This scatter plot shows that a straight line fit is a good initial candidate model for these data.

In this case, the scientist was not inherently interested in the batch. That is, batch is a nuisance factor and, if reasonable, we would like to analyze the data as if it came from a single batch. However, we need to know that this is, in fact, a reasonable assumption to make.

This conditional plot shows a scatter plot for each of the six batches on a single page. Each of these plots shows a similar pattern.

The linear correlation plot (upper left), which shows the correlation between field and lab defect sizes versus the batch, indicates that batch six has a somewhat stronger linear relationship between the measurements than the other batches do. This is also reflected in the significantly lower residual standard deviation for batch six shown in the residual standard deviation plot (lower right), which shows the residual standard deviation versus batch.
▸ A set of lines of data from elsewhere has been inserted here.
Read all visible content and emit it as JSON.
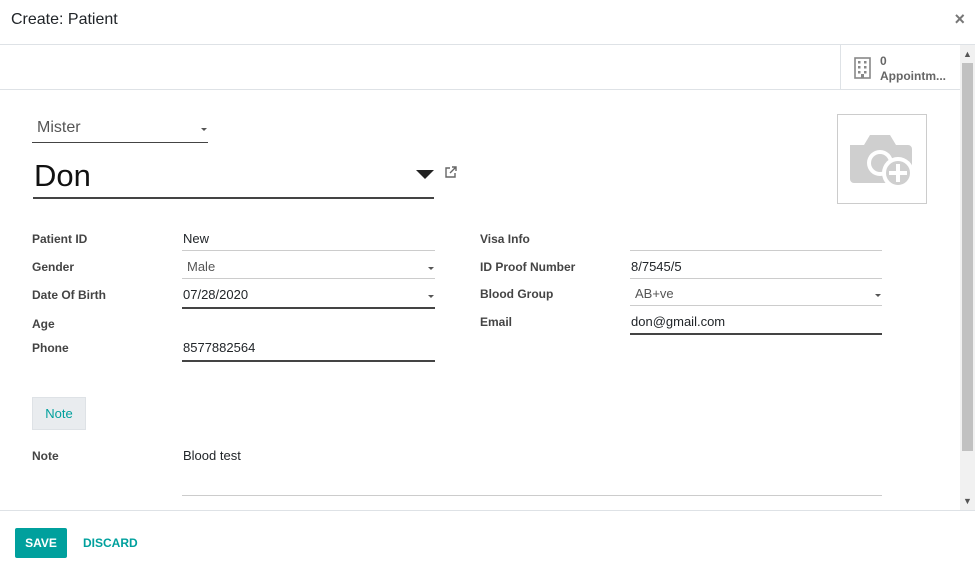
{
  "header": {
    "title": "Create: Patient",
    "close_label": "×"
  },
  "smart_button": {
    "count": "0",
    "label": "Appointm..."
  },
  "colors": {
    "accent": "#00A09D",
    "border": "#dee2e6"
  },
  "form": {
    "title_value": "Mister",
    "name_value": "Don",
    "left_fields": {
      "patient_id": {
        "label": "Patient ID",
        "value": "New"
      },
      "gender": {
        "label": "Gender",
        "value": "Male"
      },
      "date_of_birth": {
        "label": "Date Of Birth",
        "value": "07/28/2020"
      },
      "age": {
        "label": "Age",
        "value": ""
      },
      "phone": {
        "label": "Phone",
        "value": "8577882564"
      }
    },
    "right_fields": {
      "visa_info": {
        "label": "Visa Info",
        "value": ""
      },
      "id_proof_number": {
        "label": "ID Proof Number",
        "value": "8/7545/5"
      },
      "blood_group": {
        "label": "Blood Group",
        "value": "AB+ve"
      },
      "email": {
        "label": "Email",
        "value": "don@gmail.com"
      }
    },
    "notebook": {
      "tab_label": "Note",
      "note_label": "Note",
      "note_value": "Blood test"
    }
  },
  "footer": {
    "save_label": "SAVE",
    "discard_label": "DISCARD"
  },
  "icons": {
    "close": "close-icon",
    "building": "building-icon",
    "camera": "camera-plus-icon",
    "external_link": "external-link-icon",
    "dropdown": "chevron-down-icon"
  }
}
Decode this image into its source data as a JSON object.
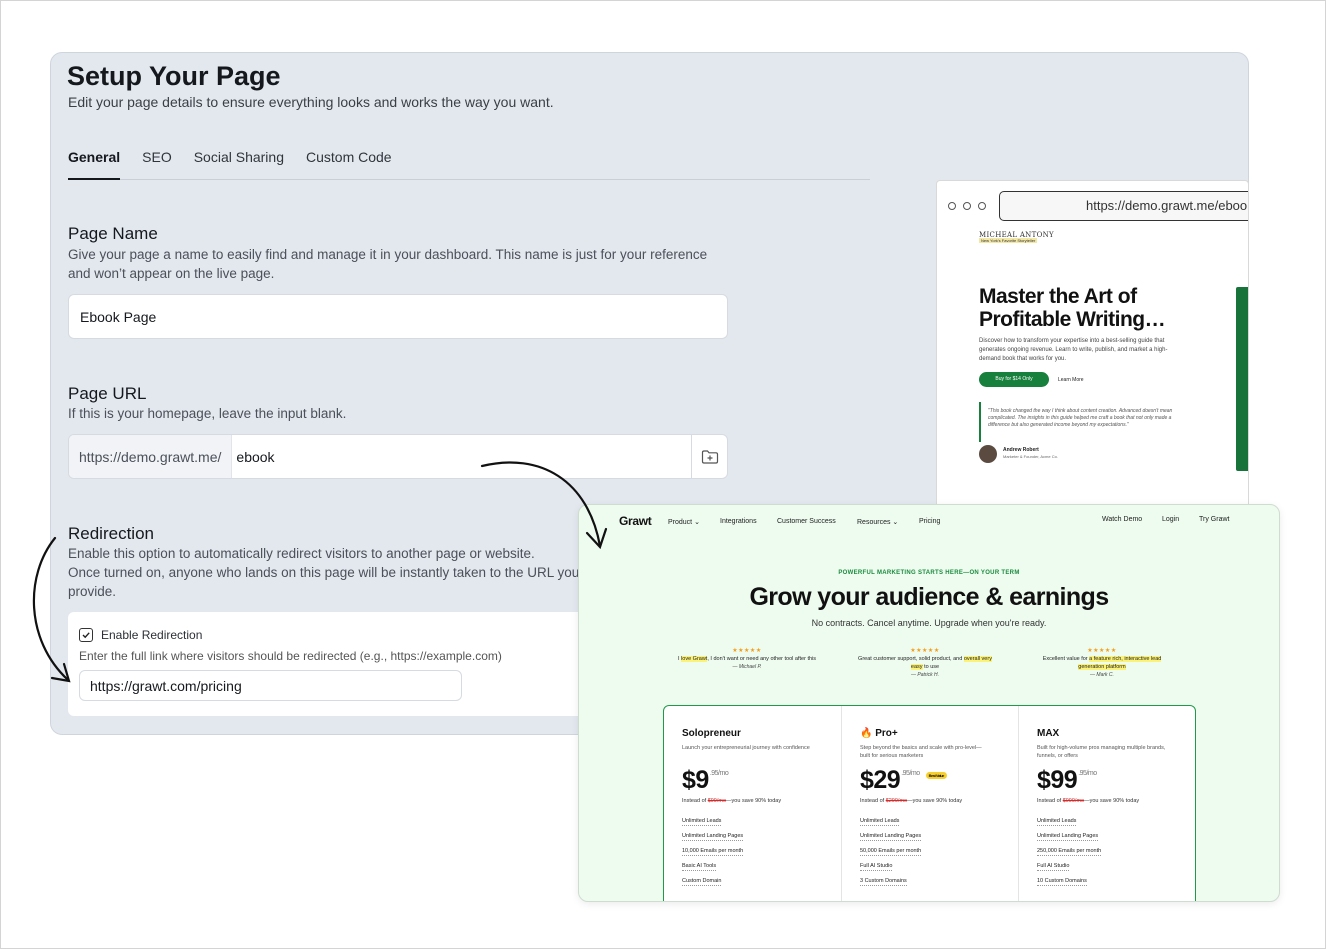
{
  "header": {
    "title": "Setup Your Page",
    "subtitle": "Edit your page details to ensure everything looks and works the way you want."
  },
  "tabs": [
    {
      "label": "General",
      "active": true
    },
    {
      "label": "SEO",
      "active": false
    },
    {
      "label": "Social Sharing",
      "active": false
    },
    {
      "label": "Custom Code",
      "active": false
    }
  ],
  "page_name": {
    "heading": "Page Name",
    "description": "Give your page a name to easily find and manage it in your dashboard. This name is just for your reference and won’t appear on the live page.",
    "value": "Ebook Page"
  },
  "page_url": {
    "heading": "Page URL",
    "description": "If this is your homepage, leave the input blank.",
    "prefix": "https://demo.grawt.me/",
    "value": "ebook",
    "button_icon": "folder-plus-icon"
  },
  "redirection": {
    "heading": "Redirection",
    "description_1": "Enable this option to automatically redirect visitors to another page or website.",
    "description_2": "Once turned on, anyone who lands on this page will be instantly taken to the URL you",
    "description_3": "provide.",
    "checkbox_label": "Enable Redirection",
    "checked": true,
    "hint": "Enter the full link where visitors should be redirected (e.g., https://example.com)",
    "value": "https://grawt.com/pricing"
  },
  "preview_ebook": {
    "address": "https://demo.grawt.me/ebook",
    "brand": "MICHEAL ANTONY",
    "brand_sub": "New York's Favorite Storyteller",
    "headline": "Master the Art of Profitable Writing…",
    "body": "Discover how to transform your expertise into a best-selling guide that generates ongoing revenue. Learn to write, publish, and market a high-demand book that works for you.",
    "cta": "Buy for $14 Only",
    "link": "Learn More",
    "quote": "\"This book changed the way I think about content creation. Advanced doesn't mean complicated. The insights in this guide helped me craft a book that not only made a difference but also generated income beyond my expectations.\"",
    "author": "Andrew Robert",
    "author_role": "Marketer & Founder, Acme Co."
  },
  "preview_pricing": {
    "logo": "Grawt",
    "nav": [
      "Product ⌄",
      "Integrations",
      "Customer Success",
      "Resources ⌄",
      "Pricing"
    ],
    "nav_right": [
      "Watch Demo",
      "Login",
      "Try Grawt"
    ],
    "eyebrow": "POWERFUL MARKETING STARTS HERE—ON YOUR TERM",
    "headline": "Grow your audience & earnings",
    "subheadline": "No contracts. Cancel anytime. Upgrade when you're ready.",
    "testimonials": [
      {
        "stars": "★★★★★",
        "pre": "I ",
        "hl": "love Grawt",
        "post": ", I don't want or need any other tool after this",
        "author": "— Michael P."
      },
      {
        "stars": "★★★★★",
        "pre": "Great customer support, solid product, and ",
        "hl": "overall very easy",
        "post": " to use",
        "author": "— Patrick H."
      },
      {
        "stars": "★★★★★",
        "pre": "Excellent value for ",
        "hl": "a feature rich, interactive lead generation platform",
        "post": "",
        "author": "— Mark C."
      }
    ],
    "plans": [
      {
        "name": "Solopreneur",
        "desc": "Launch your entrepreneurial journey with confidence",
        "price": "$9",
        "cents": ".95/mo",
        "badge": "",
        "was_pre": "Instead of ",
        "was": "$99/mo",
        "was_post": "—you save 90% today",
        "features": [
          "Unlimited Leads",
          "Unlimited Landing Pages",
          "10,000 Emails per month",
          "Basic AI Tools",
          "Custom Domain"
        ]
      },
      {
        "name": "🔥 Pro+",
        "desc": "Step beyond the basics and scale with pro-level—built for serious marketers",
        "price": "$29",
        "cents": ".95/mo",
        "badge": "Best Value",
        "was_pre": "Instead of ",
        "was": "$299/mo",
        "was_post": "—you save 90% today",
        "features": [
          "Unlimited Leads",
          "Unlimited Landing Pages",
          "50,000 Emails per month",
          "Full AI Studio",
          "3 Custom Domains"
        ]
      },
      {
        "name": "MAX",
        "desc": "Built for high-volume pros managing multiple brands, funnels, or offers",
        "price": "$99",
        "cents": ".95/mo",
        "badge": "",
        "was_pre": "Instead of ",
        "was": "$999/mo",
        "was_post": "—you save 90% today",
        "features": [
          "Unlimited Leads",
          "Unlimited Landing Pages",
          "250,000 Emails per month",
          "Full AI Studio",
          "10 Custom Domains"
        ]
      }
    ]
  },
  "colors": {
    "panel_bg": "#e3e8ef",
    "accent_green": "#16803c",
    "preview_bg": "#eefbef"
  }
}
The slopes all lie within a range of 0.6 to 0.9 in the linear slope plot (lower left) and the intercepts all lie between 2 and 8 in the linear intercept plot (upper right).

These two plots provide a good pair. The plot of the fit statistics allows quick and convenient comparisons of the overall fits. However, the conditional plot can reveal details that may be hidden in the summary plots. For example, we can more readily determine the existence of clusters of points and outliers, curvature in the data, and other similar features.

Based on these plots we will ignore the batch variable for the remaining analysis.